Brazil’s ultra-powerful Supreme Court Justice, Alexandre de Moraes, has now accused the former president and his son Eduardo, a congressman, of “interfering in the course of legal proceedings, destabilizing the Brazilian economy and pressuring the Judiciary.” At issue is the Bolsonaros’ alleged attempt to lobby the Trump administration to impose tariffs, in a bid to pressure Brazilian justice to go easy on the former president. The latter is likely to spend the rest of his life in jail if proven guilty on the major counts against him.
In acting in such a way, Bolsonaro effectively stands accused of treason. As such, the court is accelerating his trial and may pass sentence as soon as next month. All of this seems to add weight to the theory, put forward last week, that Trump’s tariffs were more motivated by an attempt to meddle in Brazilian internal affairs than driven by any geoeconomic rationale.
The Bolsonaros certainly seem intent on laying out the evidence for that view. Last week, Eduardo Bolsonaro celebrated Trump’s tariffs, posting “THANK YOU PRESIDENT TRUMP – MAKE BRAZIL FREE AGAIN,” while his older brother Flavio, a senator, yesterday called for Trump to withdraw tariffs and, in lieu, impose sanctions on individuals “who persecute citizens and US companies, violate liberties, and use public office to violate human rights and implode the democracy of a country to satisfy their own ego” — a thinly veiled reference to Moraes, long a thorn in the Bolsonaros’ side.
Though Moraes has often overstepped the bounds, the evidence against the Bolsonaros appears increasingly overwhelming — not least because they keep offering it up themselves. Bolsonaro’s ban on meeting foreign representatives should also be seen in the context of a briefing he gave to foreign ambassadors ahead of the 2022 election, during which he made dubious claims that the vote would be stolen.
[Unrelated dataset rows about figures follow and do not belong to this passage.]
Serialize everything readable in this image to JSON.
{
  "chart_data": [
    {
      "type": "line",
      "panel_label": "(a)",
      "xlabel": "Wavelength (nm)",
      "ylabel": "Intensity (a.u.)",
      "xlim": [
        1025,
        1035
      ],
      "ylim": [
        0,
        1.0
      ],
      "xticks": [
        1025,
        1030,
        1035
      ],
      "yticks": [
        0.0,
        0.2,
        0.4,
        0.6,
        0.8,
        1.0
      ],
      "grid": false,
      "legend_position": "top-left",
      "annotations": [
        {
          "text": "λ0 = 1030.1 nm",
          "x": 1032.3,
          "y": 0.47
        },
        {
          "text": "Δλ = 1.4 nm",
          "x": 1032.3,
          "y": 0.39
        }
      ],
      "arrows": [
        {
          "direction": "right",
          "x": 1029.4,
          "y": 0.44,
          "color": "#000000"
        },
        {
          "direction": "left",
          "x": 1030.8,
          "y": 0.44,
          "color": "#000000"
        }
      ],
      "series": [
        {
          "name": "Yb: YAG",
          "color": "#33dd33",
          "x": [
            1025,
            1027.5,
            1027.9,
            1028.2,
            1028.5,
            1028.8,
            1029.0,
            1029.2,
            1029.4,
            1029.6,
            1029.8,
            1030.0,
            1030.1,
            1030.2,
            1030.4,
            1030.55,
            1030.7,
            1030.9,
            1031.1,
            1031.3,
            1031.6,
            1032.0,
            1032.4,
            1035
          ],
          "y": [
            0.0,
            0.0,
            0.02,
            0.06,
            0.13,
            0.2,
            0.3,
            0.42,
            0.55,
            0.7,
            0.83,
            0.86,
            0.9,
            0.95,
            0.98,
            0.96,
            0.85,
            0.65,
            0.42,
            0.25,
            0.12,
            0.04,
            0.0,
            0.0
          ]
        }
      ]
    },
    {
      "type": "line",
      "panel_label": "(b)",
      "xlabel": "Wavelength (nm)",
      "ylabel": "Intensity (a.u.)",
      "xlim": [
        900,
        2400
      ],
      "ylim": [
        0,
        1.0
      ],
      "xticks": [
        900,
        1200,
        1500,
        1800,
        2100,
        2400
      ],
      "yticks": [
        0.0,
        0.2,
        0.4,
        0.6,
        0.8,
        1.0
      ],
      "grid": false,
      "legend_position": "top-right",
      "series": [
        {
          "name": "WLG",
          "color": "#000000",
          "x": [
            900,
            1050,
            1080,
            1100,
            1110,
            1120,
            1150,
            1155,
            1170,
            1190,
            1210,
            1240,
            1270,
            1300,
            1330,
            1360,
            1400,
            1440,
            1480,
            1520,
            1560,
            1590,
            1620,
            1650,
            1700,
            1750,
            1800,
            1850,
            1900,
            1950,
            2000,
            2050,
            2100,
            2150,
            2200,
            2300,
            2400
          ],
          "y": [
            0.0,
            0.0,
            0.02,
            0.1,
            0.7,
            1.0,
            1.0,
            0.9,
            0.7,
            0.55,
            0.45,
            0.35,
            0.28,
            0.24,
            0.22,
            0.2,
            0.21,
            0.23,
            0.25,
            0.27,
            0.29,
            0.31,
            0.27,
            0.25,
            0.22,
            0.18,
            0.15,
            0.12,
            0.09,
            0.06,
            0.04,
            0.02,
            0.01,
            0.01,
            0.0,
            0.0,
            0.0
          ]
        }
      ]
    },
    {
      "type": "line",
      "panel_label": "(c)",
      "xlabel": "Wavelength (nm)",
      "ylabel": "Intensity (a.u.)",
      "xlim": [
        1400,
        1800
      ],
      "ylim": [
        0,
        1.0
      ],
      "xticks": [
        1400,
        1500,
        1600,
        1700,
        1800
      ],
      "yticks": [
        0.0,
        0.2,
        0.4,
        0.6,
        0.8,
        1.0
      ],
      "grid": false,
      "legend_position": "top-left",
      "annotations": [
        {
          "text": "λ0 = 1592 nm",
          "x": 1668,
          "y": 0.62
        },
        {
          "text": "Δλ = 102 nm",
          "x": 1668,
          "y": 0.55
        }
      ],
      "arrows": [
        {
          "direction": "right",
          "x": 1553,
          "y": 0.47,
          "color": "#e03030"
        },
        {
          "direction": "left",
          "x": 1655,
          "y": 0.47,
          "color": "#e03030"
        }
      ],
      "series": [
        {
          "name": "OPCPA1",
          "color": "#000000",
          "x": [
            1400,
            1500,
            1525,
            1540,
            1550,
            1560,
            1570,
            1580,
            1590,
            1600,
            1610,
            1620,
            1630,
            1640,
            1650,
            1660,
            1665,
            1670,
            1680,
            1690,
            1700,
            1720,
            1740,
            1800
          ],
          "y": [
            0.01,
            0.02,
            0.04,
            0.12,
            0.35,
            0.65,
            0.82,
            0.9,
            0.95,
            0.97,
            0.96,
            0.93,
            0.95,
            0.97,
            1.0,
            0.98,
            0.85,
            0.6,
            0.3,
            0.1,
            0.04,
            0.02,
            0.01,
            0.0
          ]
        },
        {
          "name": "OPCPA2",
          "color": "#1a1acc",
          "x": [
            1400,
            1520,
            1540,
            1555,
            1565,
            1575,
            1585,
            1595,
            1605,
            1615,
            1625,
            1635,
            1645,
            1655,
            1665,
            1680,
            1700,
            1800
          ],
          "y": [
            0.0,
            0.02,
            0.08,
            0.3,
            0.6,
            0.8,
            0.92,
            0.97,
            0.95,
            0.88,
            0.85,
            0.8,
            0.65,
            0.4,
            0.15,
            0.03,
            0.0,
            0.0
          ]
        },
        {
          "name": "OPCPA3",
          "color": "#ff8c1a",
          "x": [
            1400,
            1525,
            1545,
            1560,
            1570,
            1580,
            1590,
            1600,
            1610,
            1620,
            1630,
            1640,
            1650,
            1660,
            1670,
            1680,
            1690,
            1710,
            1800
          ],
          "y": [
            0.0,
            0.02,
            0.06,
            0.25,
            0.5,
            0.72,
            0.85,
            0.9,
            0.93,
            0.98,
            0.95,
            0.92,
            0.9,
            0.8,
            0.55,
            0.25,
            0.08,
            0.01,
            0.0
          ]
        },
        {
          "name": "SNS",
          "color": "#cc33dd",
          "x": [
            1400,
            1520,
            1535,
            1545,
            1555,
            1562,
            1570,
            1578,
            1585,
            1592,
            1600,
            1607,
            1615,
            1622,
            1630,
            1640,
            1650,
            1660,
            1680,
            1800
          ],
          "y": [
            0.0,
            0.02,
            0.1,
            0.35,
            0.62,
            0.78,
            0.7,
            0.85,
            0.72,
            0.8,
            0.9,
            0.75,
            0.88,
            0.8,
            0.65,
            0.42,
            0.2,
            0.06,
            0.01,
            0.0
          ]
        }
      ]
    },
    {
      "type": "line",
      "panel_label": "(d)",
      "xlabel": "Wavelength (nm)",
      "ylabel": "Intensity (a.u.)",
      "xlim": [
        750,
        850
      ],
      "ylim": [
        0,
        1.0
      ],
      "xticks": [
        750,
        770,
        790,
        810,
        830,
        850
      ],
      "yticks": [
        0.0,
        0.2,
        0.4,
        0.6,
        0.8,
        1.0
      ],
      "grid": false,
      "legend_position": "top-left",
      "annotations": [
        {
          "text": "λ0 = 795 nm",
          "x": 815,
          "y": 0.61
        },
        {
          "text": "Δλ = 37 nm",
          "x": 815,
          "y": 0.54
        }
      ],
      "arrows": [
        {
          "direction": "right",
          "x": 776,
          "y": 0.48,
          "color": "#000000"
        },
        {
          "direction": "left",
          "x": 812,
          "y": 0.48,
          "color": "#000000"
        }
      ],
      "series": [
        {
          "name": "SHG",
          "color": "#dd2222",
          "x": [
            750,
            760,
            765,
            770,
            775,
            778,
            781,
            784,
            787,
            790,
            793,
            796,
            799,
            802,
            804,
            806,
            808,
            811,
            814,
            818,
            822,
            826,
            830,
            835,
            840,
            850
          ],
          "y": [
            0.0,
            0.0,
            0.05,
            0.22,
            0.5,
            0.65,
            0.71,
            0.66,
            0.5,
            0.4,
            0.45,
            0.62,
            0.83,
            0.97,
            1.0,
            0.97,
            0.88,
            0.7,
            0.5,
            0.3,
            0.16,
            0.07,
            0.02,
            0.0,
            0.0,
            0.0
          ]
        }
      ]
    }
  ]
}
Unsurprisingly, this whole affair has been a boon to President Lula. This week, he put out a video statement charging the Trump administration with “unacceptable blackmail against Brazilian institutions” and speaking of his “even greater indignation” at learning that “certain Brazilian politicians” colluded in this attack on Brazilian sovereignty. It is “treason against the homeland” by figures who bank on “the worse it gets, the better”.
Lula, reeling from a string of major defeats in Congress, had been losing support, with his approval ratings in negative territory since the beginning of the year. On the back of Trump’s tariffs, though, a poll conducted two days ago showed Lula rising seven points. The latest news can only work in his favor too. Especially for the Workers’ Party, this defense of sovereignty is comfortable terrain and, moreover, a way to flip the tables on a Right which has for decades attacked the Left in nationalist terms. This, then, is another case of the “Canada Effect”, where Trump tariffs generate a bump in popularity for incumbents who can profit from a rally-around-the-flag effect.
As for Trump and the Bolsonaros, this episode once again punctures their claims to support national sovereignty. The latter are appealing for US intervention almost like human-rights liberals who appeal to the US’s global power — via international institutions — to save them from domestic enemies. As for Trump, he was described by White House spokesperson Karoline Leavitt as “the leader of the free world” in response to Lula’s charge that the US President “was not elected to be emperor of the world”.
So, rather than putting “America First”, Trump is meddling in the internal affairs of a sovereign nation, attempting to impose what would be de facto sanctions in pursuit of political outcomes (saving Bolsonaro); and prioritizing cross-border links between political groups instead of prioritizing national interests.